To Validate a Password

  1. Retrieve the user's salt and hash from the database.
  2. Prepend the salt to the given password and hash it using the same hash function.
  3. Compare the hash of the given password with the hash from the database. If they match, the password is correct. Otherwise, the password is incorrect.
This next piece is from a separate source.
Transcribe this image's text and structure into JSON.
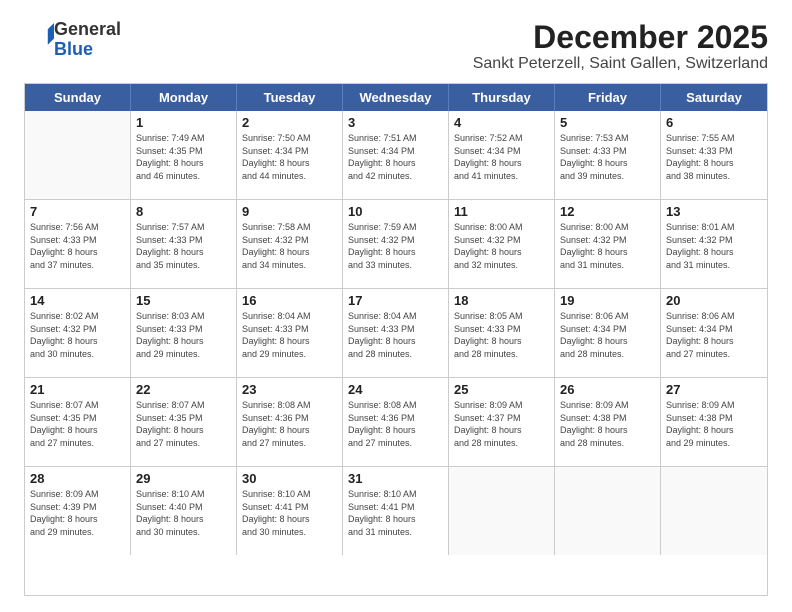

But I am a little confused with the flow this would follow, for example lets assume I have a database with a user table with id,name,password and email and in order to login to some app I need to input my email and password.

Following the the steps above, I first need to get the salt+hashed password of said user stored in the database.

Question:

Assuming I am using a simple stored procedure would the only way be to do it like this...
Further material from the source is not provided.